The president has demanded that none of his allies, staff, former staff and former appointees cooperate with the House committees conducting oversight investigations into several concerns with the Trump administration.
"I went to law school, took Constitutional law. I don’t see it today as a Constitutional crisis but I think both sides should be super careful," Scaramucci told MSNBC's Kasie Hunt. "This much stress on the system. the Constitution dictates the Congress has subpoena power so I think if people around the president decide not to abide by the subpoena power you are tipping things closer to a Constitutional crisis. That will get resolved in the Supreme Court. It will be very hard for me to believe that even conservative judges originalists related to the Constitution would revoke the subpoena power of the Congress. So the flip side is, is the Congress using that subpoena power appropriately or are they just using it for political purposes?"
He went on to say that in some cases Congress isn't using their subpoena power appropriately. He took issue with the Senate's recall of Donald Trump Jr. who seems to have lied to them when he testified previously. Scaramucci claimed that the younger Trump is a private citizen and thus should be exempt from any accountability.
"What does he have to hide from the Senate intelligence committee?" Hunt asked.
Scaramucci claimed he didn't think Don Jr. had anything to hide, despite the subpoena being from a Republican committee.
"They’re drawing a line in the sand saying it’s an abuse of power," he said. "If he ultimately decides to comply you don’t have a constitutional crisis. I know right now the decision looks like he’s not going to.
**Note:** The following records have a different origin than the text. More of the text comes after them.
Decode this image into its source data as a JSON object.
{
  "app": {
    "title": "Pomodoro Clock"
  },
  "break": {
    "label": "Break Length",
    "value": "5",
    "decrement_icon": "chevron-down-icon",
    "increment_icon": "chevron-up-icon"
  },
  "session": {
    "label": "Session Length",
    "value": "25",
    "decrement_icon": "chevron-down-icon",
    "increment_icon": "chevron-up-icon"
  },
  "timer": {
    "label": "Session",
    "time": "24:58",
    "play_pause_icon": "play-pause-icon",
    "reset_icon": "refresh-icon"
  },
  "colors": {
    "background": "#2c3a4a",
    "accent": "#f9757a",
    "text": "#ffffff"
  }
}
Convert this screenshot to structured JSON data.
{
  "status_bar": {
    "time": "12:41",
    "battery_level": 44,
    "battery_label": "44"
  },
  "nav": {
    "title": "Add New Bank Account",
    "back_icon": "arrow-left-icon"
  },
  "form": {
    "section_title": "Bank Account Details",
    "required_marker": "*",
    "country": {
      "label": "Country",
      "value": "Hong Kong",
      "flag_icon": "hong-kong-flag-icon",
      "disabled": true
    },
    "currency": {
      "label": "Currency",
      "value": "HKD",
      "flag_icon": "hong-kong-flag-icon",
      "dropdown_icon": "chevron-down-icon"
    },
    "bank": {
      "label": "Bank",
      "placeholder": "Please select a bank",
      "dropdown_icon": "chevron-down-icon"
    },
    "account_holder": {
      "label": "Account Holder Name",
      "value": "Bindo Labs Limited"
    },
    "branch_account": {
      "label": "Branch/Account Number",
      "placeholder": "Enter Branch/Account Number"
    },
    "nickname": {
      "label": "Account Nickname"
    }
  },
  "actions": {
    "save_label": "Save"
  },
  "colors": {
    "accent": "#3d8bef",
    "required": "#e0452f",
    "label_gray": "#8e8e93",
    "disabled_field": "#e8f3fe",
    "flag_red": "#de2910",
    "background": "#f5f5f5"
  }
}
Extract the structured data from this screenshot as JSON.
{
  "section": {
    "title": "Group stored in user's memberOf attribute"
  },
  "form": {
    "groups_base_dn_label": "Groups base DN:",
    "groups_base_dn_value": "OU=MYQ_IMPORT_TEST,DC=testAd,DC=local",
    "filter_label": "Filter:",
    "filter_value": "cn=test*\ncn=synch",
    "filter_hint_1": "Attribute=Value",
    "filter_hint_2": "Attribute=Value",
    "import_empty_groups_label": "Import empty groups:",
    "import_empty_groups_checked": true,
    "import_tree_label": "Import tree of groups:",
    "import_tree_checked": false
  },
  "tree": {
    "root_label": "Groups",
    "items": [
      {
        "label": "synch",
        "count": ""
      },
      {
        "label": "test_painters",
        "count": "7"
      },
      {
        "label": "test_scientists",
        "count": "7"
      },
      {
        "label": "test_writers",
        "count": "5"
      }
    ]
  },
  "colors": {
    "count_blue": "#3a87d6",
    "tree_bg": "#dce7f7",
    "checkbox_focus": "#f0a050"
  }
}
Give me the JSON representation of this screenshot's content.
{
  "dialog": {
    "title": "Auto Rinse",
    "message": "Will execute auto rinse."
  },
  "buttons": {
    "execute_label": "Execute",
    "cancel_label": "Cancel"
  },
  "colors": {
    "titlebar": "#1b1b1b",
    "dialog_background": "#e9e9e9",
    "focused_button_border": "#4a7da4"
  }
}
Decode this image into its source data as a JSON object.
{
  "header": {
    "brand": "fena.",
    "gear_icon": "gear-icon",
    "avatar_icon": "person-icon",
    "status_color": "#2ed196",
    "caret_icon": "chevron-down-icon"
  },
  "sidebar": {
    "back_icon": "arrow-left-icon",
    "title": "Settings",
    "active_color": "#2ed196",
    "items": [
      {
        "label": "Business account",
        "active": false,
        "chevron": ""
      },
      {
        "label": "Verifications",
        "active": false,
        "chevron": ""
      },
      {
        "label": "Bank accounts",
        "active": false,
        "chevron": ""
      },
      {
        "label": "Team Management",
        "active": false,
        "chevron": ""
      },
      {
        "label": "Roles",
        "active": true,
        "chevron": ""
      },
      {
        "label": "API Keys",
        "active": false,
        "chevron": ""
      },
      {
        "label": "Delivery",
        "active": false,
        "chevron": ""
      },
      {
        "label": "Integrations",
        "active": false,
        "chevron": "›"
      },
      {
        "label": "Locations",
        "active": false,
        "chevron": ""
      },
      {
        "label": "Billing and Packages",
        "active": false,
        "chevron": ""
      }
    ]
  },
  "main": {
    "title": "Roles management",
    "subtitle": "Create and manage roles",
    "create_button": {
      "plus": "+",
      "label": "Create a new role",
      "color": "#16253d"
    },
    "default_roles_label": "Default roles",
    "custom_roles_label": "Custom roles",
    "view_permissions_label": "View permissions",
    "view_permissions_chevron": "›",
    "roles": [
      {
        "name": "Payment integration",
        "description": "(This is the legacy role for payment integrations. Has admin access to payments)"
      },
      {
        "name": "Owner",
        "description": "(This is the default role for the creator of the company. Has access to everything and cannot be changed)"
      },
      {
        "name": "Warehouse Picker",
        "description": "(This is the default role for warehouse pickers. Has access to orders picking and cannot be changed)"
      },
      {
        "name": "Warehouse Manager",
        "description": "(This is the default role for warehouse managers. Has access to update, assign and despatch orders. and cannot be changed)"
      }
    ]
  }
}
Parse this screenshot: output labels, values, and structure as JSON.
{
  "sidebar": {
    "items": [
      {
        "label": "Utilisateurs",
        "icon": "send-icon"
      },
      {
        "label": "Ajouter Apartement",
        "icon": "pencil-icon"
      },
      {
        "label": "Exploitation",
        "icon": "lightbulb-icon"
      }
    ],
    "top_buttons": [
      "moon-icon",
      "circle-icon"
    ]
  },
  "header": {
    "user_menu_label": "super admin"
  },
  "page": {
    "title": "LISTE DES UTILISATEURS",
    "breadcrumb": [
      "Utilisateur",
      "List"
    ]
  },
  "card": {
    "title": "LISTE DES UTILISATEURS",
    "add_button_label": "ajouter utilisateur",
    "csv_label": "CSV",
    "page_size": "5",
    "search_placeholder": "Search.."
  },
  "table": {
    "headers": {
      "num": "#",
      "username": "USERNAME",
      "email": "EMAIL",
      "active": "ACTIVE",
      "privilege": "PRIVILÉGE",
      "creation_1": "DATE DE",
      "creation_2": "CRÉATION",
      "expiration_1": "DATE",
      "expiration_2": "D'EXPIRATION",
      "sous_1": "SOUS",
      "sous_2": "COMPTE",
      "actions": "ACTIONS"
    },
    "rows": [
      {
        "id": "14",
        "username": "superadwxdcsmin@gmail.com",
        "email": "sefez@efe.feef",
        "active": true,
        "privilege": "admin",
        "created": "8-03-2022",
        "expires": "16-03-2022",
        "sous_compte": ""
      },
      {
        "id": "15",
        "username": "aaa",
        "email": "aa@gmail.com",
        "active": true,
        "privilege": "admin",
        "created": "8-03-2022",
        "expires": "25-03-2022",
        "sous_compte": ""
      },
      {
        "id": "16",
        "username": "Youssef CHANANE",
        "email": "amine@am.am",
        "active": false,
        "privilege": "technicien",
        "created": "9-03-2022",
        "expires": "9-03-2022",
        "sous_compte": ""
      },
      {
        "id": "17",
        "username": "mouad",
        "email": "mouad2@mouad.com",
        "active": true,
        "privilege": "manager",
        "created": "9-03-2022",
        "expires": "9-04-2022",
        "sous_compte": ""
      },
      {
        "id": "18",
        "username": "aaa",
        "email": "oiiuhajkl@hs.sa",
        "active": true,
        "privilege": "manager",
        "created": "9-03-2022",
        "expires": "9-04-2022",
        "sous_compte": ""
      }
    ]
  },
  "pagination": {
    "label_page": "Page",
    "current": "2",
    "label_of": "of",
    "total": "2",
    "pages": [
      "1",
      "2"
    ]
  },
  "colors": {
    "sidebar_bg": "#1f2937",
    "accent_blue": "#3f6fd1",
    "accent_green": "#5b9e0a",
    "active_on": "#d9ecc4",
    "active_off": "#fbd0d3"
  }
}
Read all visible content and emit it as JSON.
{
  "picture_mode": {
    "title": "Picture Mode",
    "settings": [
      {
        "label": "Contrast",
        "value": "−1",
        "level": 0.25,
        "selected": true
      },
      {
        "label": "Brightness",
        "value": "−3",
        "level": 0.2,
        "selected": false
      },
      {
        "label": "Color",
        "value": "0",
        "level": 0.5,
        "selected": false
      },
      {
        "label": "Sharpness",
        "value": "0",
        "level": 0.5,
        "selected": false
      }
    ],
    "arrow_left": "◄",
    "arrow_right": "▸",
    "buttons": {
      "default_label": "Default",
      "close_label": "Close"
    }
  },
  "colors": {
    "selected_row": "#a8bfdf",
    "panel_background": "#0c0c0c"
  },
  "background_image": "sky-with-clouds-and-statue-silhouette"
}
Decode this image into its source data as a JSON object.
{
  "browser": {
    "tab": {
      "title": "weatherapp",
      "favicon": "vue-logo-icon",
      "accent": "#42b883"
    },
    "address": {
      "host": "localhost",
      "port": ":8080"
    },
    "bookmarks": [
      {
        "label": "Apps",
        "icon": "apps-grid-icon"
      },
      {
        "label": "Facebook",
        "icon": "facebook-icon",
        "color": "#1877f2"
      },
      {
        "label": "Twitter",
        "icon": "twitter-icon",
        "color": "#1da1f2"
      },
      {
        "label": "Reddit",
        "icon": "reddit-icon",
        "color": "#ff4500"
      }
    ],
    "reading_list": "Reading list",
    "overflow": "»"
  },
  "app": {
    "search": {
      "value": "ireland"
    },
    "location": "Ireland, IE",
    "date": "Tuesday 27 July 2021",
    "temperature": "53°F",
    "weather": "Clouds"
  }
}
But that’s happened in the past when people say I’m not going to comply and then they show up. Sam Nunberg was an example of that, he said he wasn’t going to comply and then he shows up. I don’t like the weaponization of the powers of Congress."
He noted that if he were subpoenaed he would show up because he passed the bar in New York and he would likely be disbarred if he didn't comply with a subpoena. It's unclear if former White House counsel Don McGahn or Attorney General Bill Barr would similarly be disbarred if they refused to comply with a subpoena.
"But if I was a barred lawyer and I said, 'Hey, I’m not coming to a subpoena,' my guess is I would get disbarred or come close to getting disbarred unless I had some ridiculously substantial reason. I don’t like it, I would like both sides to dial it down."
Hunt seemed surprised by his fleeting comment at the end of his remarks.
"Who knew one day you were going to be on television telling us all to dial it down," she told Scaramucci.